Pigment dispersion is a common, but not universal, feature of mouse strains with mutations related to Tyrp1. Comparisons of coat color (left column) and ocular phenotypes (right columns). (A) The light allele in LT/SvEiJ mice results in the production of hair that is pigmented at the tip, but very lightly or not pigmented along the hair shaft. As a consequence, coat color is rapidly lightened as hair lengthens. (B) Pigment dispersion was commonly present in the eyes of aged light mice. (C) Higher magnification image of same pupil shown in panel B. Several clumps of dispersed pigment are clearly visible in the pupil (one prominent example indicated with arrowhead, several other unmarked also visible). (D) The vitiligo allele results in a coat that is initially lighter than normal, with extensive white spotting (front mouse). With increasing age, the coat becomes progressively whiter due to increasing numbers of white hairs with each molt (back mouse). (E) Pigment dispersion was striking in eyes of aged vitiligo mice, as shown here in the pupil (arrowhead), across the surface of the iris (open white arrow), and in a pronounced pool accumulated inferiorly (dark band marked by solid black arrow). (F) Eyes of several vitiligo mice became severely enlarged, as sometimes occurs in mice with glaucoma. (G) The silver allele results in a mix of normal and hypopigmented hairs, which together cause a characteristic silvering of the coat. Heterozygosity for Tyrp1^b enhances the silver coat color phenotype as shown here among three young silver homozygotes with differing Tyrp1 genotypes (Tyrp1^+/+ front, Tyrp1^b/b left, and Tyrp1^b/+ right). (H) Mice heterozygous for Tyrp1^b and homozygous for Si^si maintain healthy irides lacking pigment dispersion. (I) Mice homozygous for both Tyrp1^b and Si^si exhibit a characteristic Tyrp1 mutant iris phenotype characterized by iris atrophy and pigment dispersion. Neither the onset nor severity of these Tyrp1^b mediated phenotypes were influenced by Si. Note, because of the unique photographic flash settings used to capture the pigment accumulation near the highly reflective sclera in panel E, the apparent color of this iris is not directly comparable to the images in other panels.

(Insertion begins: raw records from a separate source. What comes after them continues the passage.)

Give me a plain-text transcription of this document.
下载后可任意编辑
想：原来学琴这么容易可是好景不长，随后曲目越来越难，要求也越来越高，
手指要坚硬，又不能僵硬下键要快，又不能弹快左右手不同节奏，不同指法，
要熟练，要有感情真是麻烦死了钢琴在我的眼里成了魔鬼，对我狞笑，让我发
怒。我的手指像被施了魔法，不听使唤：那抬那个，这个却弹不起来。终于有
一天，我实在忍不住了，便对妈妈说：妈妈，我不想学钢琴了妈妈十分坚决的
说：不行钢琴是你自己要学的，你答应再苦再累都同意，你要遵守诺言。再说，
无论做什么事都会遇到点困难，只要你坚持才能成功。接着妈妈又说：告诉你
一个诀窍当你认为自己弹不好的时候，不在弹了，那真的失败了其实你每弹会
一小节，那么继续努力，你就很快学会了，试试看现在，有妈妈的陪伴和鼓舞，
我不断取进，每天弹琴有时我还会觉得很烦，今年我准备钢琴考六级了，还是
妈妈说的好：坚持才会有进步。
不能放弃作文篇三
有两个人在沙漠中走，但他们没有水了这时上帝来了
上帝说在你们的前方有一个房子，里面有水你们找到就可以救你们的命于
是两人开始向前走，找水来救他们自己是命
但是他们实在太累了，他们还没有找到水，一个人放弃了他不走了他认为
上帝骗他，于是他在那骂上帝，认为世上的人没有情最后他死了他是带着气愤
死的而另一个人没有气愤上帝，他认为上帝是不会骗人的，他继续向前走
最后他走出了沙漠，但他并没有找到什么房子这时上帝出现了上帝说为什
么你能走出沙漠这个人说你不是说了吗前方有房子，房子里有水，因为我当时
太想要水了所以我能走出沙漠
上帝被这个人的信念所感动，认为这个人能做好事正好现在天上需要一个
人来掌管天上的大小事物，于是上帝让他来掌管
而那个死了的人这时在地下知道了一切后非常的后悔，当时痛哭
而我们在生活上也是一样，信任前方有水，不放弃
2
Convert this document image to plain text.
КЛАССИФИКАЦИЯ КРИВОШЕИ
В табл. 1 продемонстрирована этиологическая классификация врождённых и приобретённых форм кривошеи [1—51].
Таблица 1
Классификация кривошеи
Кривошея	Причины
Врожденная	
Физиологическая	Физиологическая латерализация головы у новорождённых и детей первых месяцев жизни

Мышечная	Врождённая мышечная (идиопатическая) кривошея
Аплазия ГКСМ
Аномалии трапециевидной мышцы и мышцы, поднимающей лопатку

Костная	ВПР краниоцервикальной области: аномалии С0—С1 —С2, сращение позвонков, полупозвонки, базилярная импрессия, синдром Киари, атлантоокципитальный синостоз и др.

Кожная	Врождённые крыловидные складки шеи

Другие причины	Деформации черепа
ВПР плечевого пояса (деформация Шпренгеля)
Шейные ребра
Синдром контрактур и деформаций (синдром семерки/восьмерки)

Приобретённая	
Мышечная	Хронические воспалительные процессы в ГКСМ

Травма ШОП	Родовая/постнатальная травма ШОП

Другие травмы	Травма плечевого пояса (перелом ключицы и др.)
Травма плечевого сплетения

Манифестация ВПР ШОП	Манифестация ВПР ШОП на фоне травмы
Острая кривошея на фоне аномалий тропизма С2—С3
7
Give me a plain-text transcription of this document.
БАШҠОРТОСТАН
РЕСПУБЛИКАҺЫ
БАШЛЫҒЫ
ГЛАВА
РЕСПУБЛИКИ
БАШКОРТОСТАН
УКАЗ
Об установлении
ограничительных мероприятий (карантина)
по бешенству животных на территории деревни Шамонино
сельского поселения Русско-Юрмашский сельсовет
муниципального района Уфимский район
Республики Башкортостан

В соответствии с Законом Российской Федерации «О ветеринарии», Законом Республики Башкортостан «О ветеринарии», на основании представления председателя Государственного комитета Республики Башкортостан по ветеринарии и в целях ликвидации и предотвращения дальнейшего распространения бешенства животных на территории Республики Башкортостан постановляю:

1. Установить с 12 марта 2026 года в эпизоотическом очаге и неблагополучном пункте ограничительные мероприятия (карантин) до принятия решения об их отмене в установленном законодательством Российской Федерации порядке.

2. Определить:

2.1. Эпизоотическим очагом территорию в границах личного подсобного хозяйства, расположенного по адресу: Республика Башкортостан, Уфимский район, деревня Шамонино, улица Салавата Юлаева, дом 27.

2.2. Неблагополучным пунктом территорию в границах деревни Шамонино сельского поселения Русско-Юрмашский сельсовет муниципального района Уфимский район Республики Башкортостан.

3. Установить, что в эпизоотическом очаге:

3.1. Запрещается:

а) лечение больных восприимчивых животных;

Figure 6. Phenotypes and sequence analysis of the spontaneously occurring nm2798 mutation

(A) The nm2798 mutation acts semi-dominantly to influence coat color, as shown here in a comparison of a heterozygote (front) and homozygote (back). (B) Healthy iris of a young nm2798 homozygote. (C) Aged nm2798 homozygote showing dispersed pigment across the surface of the iris and (D) mild transillumination defects spread across the iris. (E) Higher magnification view with a narrower slit of illumination showing the same iris as in panels C,D. The discretely rounded appearance of the dispersed pigment along the iris surface (three examples marked with open white arrows, several others in field unmarked) indicates that it is likely present within phagocytic clump cells. Pigment is also accumulating inferiorly (solid black arrow). (F) Sequence comparison of wild-type (B6) versus mutant (nm2798) alleles. A single base pair substitution within exon 8 of the Dct gene results in a mis-sense mutation changing a glycine to arginine (asterisk). The base pair and amino acid changes are both identical to previously described slaty light mutation. The change occurs within the predicted transmembrane spanning domain (TM). Other motifs of the DCT protein include a signal sequence (SS); cysteine rich domains (CYS-rich); and metal-binding motifs (MeA, MeB).